CUP (2018) h/b 375pp £90 (ISBN 9781108426237)

K.’s scholarly tome, derived from a dissertation, examines the role of Cicero’s life and works in the rhetorical classroom of the early Roman Empire and their influence on writers of that period. It shows how their use for teaching declamation stripped Cicero’s life and works of all problems and nuance, and in the process created for future generations a legendary figure of spotless virtue. It contains much close textual analysis with extensive quotations in both Latin and Greek which are translated, but some Latin words and short extracts within the main text are not. K. includes a vast number of footnotes, an extensive list of all the modern works he cites, a general index and an index locorum of ancient writers. 

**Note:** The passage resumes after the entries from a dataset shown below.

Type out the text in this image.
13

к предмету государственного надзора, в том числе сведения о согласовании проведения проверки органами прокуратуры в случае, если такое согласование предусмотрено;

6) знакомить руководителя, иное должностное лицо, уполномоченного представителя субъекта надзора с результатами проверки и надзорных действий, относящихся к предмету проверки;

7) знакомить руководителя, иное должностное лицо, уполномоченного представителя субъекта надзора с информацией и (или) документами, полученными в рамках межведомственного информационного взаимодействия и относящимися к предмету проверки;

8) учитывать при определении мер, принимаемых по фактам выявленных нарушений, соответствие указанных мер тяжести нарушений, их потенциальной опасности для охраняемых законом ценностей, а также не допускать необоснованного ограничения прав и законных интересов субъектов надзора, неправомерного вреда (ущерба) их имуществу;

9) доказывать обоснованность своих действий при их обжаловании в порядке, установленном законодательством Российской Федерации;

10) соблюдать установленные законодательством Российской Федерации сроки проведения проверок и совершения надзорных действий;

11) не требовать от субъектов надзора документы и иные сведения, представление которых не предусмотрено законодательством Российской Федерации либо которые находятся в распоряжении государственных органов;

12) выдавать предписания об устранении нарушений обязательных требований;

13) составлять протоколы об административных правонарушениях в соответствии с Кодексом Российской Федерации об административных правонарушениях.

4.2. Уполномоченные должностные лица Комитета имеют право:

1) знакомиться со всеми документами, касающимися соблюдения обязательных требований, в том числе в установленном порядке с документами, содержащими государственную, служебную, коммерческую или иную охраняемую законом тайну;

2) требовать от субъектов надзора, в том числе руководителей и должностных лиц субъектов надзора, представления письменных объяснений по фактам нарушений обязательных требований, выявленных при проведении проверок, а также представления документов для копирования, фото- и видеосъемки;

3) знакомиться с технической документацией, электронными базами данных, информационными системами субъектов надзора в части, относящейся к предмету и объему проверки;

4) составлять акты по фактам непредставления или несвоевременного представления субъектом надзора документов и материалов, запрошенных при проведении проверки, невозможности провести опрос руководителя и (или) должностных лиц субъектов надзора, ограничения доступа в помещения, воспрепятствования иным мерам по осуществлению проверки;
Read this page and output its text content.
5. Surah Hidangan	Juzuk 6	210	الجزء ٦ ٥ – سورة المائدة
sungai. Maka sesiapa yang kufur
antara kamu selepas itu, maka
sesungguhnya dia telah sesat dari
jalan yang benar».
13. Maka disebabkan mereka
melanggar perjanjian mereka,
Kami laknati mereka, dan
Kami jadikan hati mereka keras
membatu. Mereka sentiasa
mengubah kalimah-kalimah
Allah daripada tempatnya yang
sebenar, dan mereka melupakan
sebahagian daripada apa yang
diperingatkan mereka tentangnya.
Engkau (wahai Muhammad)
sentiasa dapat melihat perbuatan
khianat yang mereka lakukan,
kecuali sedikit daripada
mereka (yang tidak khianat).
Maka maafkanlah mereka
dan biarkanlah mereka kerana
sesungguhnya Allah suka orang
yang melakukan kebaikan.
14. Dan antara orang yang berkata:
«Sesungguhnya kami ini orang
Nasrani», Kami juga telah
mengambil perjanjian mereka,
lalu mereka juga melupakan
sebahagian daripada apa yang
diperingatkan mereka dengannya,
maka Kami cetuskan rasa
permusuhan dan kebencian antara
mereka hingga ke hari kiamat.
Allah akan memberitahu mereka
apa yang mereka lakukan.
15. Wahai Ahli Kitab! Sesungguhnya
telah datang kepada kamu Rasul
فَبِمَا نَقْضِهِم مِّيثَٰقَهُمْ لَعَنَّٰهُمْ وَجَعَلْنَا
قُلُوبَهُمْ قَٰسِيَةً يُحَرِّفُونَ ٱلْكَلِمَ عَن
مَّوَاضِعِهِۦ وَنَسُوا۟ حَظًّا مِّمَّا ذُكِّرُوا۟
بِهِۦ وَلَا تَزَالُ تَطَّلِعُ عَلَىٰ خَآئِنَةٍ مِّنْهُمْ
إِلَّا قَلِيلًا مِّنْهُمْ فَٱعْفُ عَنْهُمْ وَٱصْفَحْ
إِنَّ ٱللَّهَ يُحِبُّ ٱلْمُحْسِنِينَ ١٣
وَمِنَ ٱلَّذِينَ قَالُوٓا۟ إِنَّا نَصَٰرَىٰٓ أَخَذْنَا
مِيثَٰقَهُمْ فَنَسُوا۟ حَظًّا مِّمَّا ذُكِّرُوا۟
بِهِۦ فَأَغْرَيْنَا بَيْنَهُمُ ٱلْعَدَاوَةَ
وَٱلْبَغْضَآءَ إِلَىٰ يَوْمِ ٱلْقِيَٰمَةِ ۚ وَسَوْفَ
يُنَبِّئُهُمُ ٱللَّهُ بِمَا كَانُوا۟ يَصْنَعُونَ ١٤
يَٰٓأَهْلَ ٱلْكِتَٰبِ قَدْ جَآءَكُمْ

The first chapter is an in-depth analysis of how the Pro Milone was used for teaching the art of rhetoric in the classroom, not only in Rome but also throughout the Romanised Mediterranean world. K. scrutinises the instructions and notes contained in Quintilian, Asconius and the Bobbio Scholia and offers detailed analysis of Cicero’s text itself and how it would have been taught. As a result, the man became nothing but a rhetorical exemplar, to be studied and imitated for no other purpose. Chapter 2 looks at the wider use of Cicero’s works in the teaching of declamatio. Certain key points in Cicero’s life were selected, their effect on his place in history debated, and the lesson drummed home that no one could match him for eloquence. As a result K. argues that Cicero was ‘canonised’ at this time and compared with Demosthenes who was agreed to have paved the way for him. 

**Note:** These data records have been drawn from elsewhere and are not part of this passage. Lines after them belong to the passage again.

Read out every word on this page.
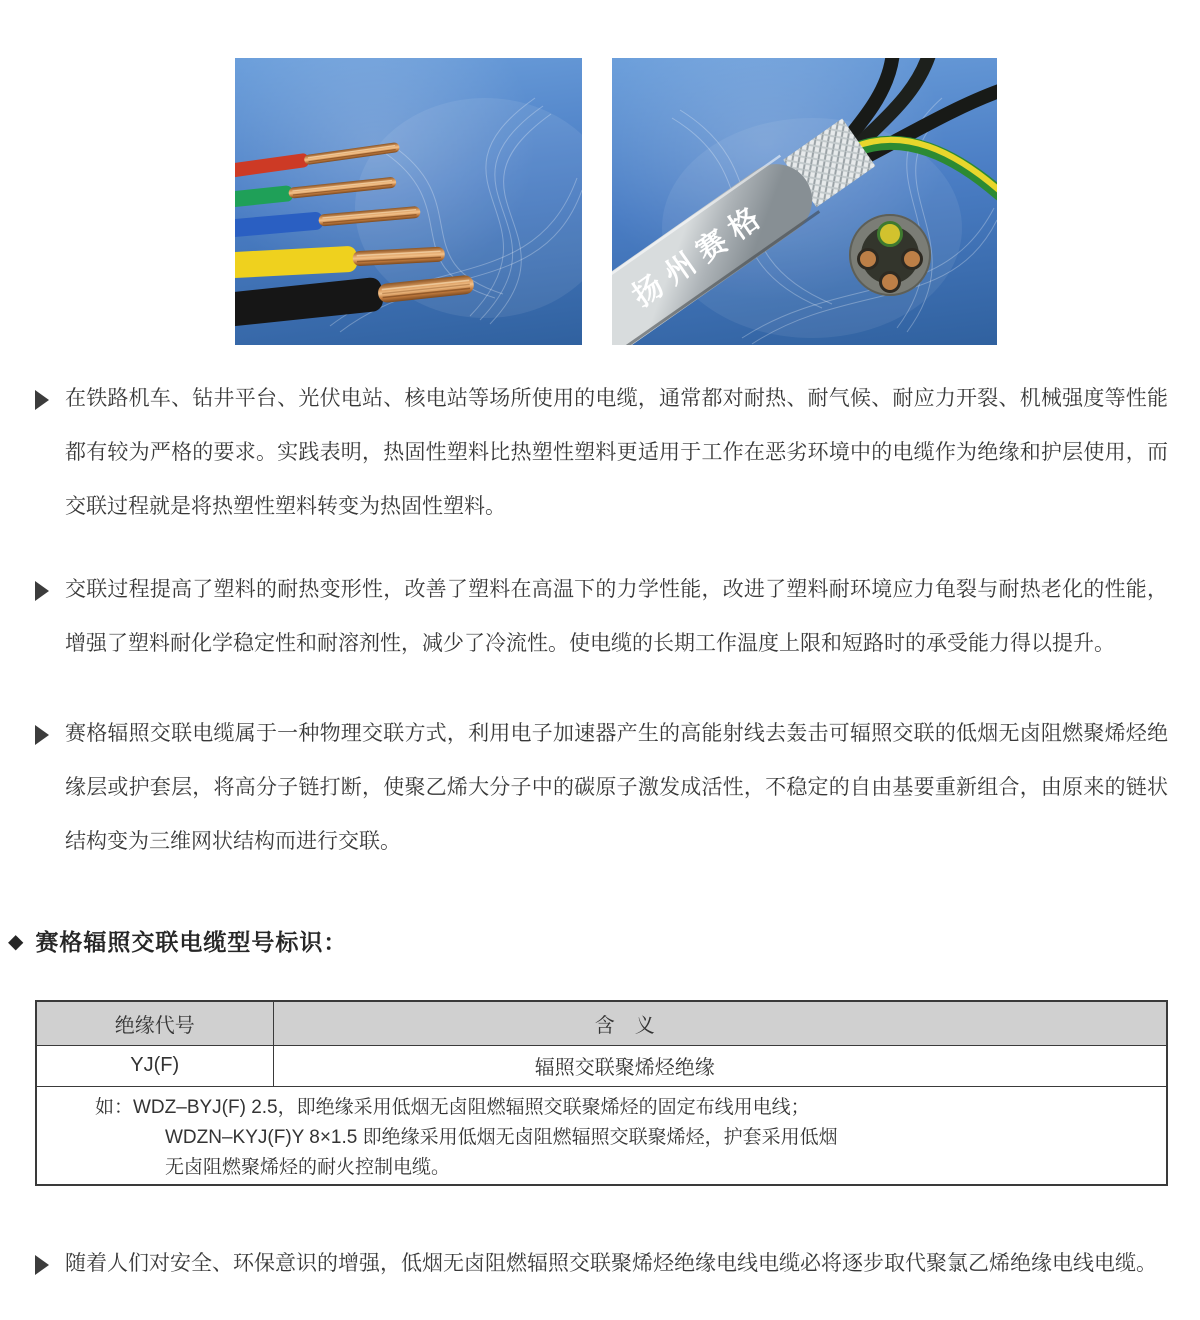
扬州赛格
在铁路机车、钻井平台、光伏电站、核电站等场所使用的电缆，通常都对耐热、耐气候、耐应力开裂、机械强度等性能都有较为严格的要求。实践表明，热固性塑料比热塑性塑料更适用于工作在恶劣环境中的电缆作为绝缘和护层使用，而交联过程就是将热塑性塑料转变为热固性塑料。
交联过程提高了塑料的耐热变形性，改善了塑料在高温下的力学性能，改进了塑料耐环境应力龟裂与耐热老化的性能，增强了塑料耐化学稳定性和耐溶剂性，减少了冷流性。使电缆的长期工作温度上限和短路时的承受能力得以提升。
赛格辐照交联电缆属于一种物理交联方式，利用电子加速器产生的高能射线去轰击可辐照交联的低烟无卤阻燃聚烯烃绝缘层或护套层，将高分子链打断，使聚乙烯大分子中的碳原子激发成活性，不稳定的自由基要重新组合，由原来的链状结构变为三维网状结构而进行交联。
◆ 赛格辐照交联电缆型号标识：
绝缘代号	含　义
YJ(F)	辐照交联聚烯烃绝缘

如：WDZ–BYJ(F) 2.5，即绝缘采用低烟无卤阻燃辐照交联聚烯烃的固定布线用电线；
WDZN–KYJ(F)Y 8×1.5 即绝缘采用低烟无卤阻燃辐照交联聚烯烃，护套采用低烟
无卤阻燃聚烯烃的耐火控制电缆。	
随着人们对安全、环保意识的增强，低烟无卤阻燃辐照交联聚烯烃绝缘电线电缆必将逐步取代聚氯乙烯绝缘电线电缆。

In his third chapter, K. discusses how the death of Cicero became a standard classroom topic, a regular subject for trainee orators. Gradually, the embroidery of these student declaimers infiltrated the historical account. K. meticulously explores the versions of later writers including Valerius Maximus, Velleius Paterculus, Livy and Seneca. In the fourth chapter, he moves on to consider how a body of pseudo-Ciceroniana arose from classroom exercises, that is, from declamations written in the persona of Cicero and his contemporaries. So they may be pseudo-, but they are invaluable evidence for the influence of the classroom. Popular topics included ‘Should Cicero burn his books in return for his life?’, and imaginary speeches delivered on the day before he went to exile. Another frequent debate centred on whether his consulship was a triumph or a disgrace, since it culminated in the execution of citizens without trial. Here K. also brings the Philippics of Appian and Dio into the argument, Appian rhetorically muted, Dio far more expansive, taking bits and pieces from the schoolroom versions of Cicero’s and working them up into another schoolroom version.

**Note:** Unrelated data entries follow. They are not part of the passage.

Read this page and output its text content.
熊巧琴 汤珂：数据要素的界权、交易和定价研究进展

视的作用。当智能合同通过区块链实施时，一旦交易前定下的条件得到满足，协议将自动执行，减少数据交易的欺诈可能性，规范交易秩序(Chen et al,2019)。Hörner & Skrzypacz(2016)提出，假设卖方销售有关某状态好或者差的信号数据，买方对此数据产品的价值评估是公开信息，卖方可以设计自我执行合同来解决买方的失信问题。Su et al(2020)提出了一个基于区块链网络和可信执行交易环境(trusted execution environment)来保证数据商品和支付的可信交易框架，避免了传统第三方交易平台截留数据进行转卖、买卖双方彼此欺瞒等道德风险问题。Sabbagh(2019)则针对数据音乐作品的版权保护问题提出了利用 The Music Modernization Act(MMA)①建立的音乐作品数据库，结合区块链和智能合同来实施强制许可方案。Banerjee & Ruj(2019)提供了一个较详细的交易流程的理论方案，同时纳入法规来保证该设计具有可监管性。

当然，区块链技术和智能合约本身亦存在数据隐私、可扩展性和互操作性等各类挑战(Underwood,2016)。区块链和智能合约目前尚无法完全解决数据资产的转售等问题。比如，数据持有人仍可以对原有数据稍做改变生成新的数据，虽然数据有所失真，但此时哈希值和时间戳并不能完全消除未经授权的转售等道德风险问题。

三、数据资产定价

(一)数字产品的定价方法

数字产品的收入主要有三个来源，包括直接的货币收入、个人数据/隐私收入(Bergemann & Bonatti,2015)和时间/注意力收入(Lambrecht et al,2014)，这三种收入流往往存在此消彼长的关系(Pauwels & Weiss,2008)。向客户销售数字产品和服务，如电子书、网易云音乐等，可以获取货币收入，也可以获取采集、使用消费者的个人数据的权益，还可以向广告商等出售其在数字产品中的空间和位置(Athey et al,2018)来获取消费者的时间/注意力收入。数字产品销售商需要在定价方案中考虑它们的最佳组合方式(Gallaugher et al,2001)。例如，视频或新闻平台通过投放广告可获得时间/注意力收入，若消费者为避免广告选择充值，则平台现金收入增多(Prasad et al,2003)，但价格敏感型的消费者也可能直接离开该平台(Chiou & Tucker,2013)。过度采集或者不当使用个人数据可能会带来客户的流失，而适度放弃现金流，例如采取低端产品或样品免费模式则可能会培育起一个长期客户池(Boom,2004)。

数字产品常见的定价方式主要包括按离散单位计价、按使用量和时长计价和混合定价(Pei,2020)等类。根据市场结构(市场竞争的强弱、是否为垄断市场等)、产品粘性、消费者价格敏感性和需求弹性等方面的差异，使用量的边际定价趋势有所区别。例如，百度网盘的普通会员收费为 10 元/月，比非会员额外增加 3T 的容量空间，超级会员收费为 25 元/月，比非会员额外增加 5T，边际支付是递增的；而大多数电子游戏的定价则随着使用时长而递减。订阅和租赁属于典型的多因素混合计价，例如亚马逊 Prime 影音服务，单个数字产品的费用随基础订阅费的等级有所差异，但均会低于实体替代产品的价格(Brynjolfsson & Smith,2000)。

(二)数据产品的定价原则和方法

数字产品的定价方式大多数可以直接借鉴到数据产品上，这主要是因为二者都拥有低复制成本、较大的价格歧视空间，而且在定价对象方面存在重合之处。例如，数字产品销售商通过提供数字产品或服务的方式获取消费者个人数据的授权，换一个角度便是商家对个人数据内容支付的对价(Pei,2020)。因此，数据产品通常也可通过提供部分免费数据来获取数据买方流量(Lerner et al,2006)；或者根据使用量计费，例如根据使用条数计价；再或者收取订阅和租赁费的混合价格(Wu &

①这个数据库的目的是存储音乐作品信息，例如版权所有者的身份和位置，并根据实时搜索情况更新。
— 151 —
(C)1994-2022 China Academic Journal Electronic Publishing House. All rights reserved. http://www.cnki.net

Chapter 5 is devoted to Seneca the Younger who argues that the orator does not need the broad education that Cicero advocates, but just philosophical precepts for life: hence the striking absence of Cicero from his works. A detailed exposition on Tacitus’ Dialogus de Cicerone is the focus of Chapter 6. K. explains how it is ‘a delicious specimen of Tacitean irony’ because, on the one hand, it appears to argue that oratory has declined since Cicero’s day, but on the other, is a brilliant and eloquent exercise in taking oratory in a new direction himself. Tacitus, like Seneca, does it his way. Chapter 7 concentrates on Pliny the Younger, a pupil of Quintilian who was a great admirer of Cicero. Pliny found himself as a letter-writer constantly looking over his shoulders at Cicero, but K. suggests that Pliny was aware that he could not live up to his model, lacking the ingenium but also living under political circumstances quite different from Cicero’s. 

In his Epilogue K. notes how the rise of Christianity led to a revived interest in Cicero’s philosophical writings, which had no place in the rhetorical classroom. He ruefully comments that Cicero’s works were part of the basis of education for young gentlemen throughout the 17th and 18th centuries, but that this is no longer the case today.

This is a hugely detailed and scholarly work, full of fascinating insights.